Here, we have used all the sound sources from [23] [24] except market noise, railway platform noise and train horn noise shown in Table II . This market, railway platform and train horn noises has been recorded from the respective environment. Football ground, market, car, railway platform, train horn and exhibition hall noisy signal was sampled at 16000 Hz and white, pink, cockpit, wind and factory noise are sampled at 8000 Hz. Due to the parallel nature of the proposed architecture and avoid sequential execution in software platform, we are implemented our design in FPGA. To compare our design with existing works [1] [7] [3],we have implemented [1] [7] [3] in FPGA because no such hardware implementation was found in the respective literature.
The device utilization of our implementation is shown in Table 1 .. In Table 3 , gives the system delay where only magnitude or phase operations are taking into account due to their parallel nature.
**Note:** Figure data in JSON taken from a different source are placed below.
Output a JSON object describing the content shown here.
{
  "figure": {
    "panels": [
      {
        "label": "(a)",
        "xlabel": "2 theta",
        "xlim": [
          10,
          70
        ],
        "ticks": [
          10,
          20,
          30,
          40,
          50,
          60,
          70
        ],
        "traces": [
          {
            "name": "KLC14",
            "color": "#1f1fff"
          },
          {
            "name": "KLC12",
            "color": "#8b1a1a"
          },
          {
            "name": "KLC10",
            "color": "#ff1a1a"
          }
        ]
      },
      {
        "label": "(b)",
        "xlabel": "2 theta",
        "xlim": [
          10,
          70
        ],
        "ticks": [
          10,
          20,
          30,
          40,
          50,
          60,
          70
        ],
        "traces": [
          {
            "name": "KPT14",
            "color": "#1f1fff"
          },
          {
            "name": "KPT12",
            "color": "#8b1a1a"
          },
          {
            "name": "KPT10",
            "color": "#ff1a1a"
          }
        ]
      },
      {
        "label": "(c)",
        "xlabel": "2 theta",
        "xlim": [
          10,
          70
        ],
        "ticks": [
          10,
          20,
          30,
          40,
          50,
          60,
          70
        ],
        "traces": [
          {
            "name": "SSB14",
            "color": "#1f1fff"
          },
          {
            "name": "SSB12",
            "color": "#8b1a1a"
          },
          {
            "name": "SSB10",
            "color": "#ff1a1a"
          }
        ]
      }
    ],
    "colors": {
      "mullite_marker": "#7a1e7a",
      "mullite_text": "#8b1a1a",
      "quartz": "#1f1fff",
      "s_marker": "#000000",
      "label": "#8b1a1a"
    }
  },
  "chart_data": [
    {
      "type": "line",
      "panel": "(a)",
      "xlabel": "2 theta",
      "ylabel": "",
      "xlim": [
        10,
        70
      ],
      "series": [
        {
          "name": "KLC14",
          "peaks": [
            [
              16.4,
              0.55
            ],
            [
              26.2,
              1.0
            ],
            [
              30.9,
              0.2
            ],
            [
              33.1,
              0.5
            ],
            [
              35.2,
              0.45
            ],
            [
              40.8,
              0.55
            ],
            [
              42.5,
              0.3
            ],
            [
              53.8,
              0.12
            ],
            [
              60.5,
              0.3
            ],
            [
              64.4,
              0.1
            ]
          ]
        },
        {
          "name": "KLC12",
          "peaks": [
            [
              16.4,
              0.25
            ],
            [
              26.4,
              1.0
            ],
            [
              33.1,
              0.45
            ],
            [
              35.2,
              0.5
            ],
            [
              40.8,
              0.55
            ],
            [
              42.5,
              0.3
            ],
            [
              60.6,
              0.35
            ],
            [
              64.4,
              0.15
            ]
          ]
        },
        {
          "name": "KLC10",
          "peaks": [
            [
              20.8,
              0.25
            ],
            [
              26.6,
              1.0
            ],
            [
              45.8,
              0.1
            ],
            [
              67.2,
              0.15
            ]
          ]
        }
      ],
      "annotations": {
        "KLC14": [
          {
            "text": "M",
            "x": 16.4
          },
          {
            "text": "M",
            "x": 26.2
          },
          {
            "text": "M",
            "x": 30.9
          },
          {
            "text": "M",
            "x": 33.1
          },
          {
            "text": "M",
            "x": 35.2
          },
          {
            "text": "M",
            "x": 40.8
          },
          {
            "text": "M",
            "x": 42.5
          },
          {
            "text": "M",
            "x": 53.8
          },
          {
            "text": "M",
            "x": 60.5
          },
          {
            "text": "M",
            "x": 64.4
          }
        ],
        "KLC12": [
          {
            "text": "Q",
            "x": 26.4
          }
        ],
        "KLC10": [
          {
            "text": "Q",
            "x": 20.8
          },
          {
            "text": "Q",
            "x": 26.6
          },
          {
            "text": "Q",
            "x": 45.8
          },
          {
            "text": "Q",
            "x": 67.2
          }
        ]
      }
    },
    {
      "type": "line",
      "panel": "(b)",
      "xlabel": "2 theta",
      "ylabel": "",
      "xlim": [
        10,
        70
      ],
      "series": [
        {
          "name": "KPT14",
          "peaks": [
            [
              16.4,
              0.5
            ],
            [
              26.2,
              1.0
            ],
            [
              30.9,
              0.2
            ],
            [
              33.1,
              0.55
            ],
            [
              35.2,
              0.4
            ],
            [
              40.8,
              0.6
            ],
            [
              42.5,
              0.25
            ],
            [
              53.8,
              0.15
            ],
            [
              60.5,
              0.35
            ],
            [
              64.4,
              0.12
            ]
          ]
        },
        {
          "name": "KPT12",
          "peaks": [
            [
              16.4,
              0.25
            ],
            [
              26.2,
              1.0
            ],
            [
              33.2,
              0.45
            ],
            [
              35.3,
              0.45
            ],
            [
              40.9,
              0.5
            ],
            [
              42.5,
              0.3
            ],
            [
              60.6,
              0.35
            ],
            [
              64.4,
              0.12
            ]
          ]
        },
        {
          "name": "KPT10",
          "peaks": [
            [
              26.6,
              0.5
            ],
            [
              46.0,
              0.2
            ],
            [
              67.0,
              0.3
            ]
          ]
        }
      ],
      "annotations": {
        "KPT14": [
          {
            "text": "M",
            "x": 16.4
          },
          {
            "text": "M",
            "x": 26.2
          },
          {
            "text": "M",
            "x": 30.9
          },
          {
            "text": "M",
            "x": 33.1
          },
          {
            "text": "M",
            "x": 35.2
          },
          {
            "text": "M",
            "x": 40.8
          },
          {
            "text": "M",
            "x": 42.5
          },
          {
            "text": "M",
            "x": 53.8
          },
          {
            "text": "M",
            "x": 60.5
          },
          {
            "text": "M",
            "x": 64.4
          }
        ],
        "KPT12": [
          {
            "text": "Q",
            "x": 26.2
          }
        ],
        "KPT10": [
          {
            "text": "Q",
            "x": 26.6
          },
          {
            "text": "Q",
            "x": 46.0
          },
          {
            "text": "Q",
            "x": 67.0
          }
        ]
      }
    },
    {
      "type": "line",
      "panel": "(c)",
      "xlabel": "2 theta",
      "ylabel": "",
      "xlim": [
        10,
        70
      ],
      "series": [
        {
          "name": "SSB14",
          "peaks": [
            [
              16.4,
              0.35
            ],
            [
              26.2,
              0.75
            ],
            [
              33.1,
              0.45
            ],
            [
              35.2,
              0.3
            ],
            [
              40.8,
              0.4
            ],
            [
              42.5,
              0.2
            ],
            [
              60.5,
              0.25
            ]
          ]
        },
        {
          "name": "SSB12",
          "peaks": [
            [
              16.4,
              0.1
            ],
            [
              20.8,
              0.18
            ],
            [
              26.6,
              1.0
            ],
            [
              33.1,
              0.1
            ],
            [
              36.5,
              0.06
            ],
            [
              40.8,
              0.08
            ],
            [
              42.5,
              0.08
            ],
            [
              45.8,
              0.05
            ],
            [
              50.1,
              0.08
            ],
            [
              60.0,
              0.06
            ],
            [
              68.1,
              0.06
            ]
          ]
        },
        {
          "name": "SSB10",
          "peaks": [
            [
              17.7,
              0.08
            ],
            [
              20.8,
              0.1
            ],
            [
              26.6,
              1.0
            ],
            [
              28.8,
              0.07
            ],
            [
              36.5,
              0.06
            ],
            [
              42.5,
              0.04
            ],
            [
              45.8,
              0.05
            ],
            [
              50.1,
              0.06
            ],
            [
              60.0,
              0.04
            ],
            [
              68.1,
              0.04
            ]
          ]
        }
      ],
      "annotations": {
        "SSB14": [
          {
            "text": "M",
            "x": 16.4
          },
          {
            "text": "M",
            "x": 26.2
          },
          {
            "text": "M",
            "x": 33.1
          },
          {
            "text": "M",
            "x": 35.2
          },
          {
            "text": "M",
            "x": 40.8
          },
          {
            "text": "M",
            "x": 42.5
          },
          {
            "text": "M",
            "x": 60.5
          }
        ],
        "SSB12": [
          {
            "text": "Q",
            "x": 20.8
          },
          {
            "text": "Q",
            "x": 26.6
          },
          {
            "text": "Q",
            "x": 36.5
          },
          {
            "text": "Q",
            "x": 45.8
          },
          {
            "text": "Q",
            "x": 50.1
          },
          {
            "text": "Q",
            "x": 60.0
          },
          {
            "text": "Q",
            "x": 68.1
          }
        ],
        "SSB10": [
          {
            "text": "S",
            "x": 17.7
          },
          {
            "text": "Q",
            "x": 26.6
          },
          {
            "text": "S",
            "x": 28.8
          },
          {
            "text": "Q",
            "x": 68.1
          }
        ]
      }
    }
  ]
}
Overall system unit delay of this design is 604 and execute in Xilinx Spartan-6 LX45 FPGA. The time requirement for execution of the proposed design on Xilinx Spartan-6 LX45 FPGA board is 6.04microseconds where the board clock frequency is 100M Hz. In Table 2 , we compared the signal to noise ratio for all four methods from low Fig. 7a . We observed that proposed method provides best result in every case in all SNR conditions. The melioration of the train horn noise was not outstripped due to high baseline. Time scope representation of the hardware implementation of MSS, MBMSS, MPSS and MBMPSS are shown in Fig. 7b . So, we can conclude that our proposed design significantly outstrip the other existing methods in terms of SNR mainly. 
Conclusion
In this paper, we have proposed a novel hardware design for speech enhancement based on the spectral subtraction algorithm. The subtraction procedure is performed on both magnitude and phase spectrum of the different frequency bands. In this way we are able to eliminate noise from high SNR signals as well as low SNR signals for the different frequency bands. FPGA based hardware implementation of the proposed architecture gives better performance in-terms of SNR and throughput over the existing architectures of MSS, MPSS, MBMSS.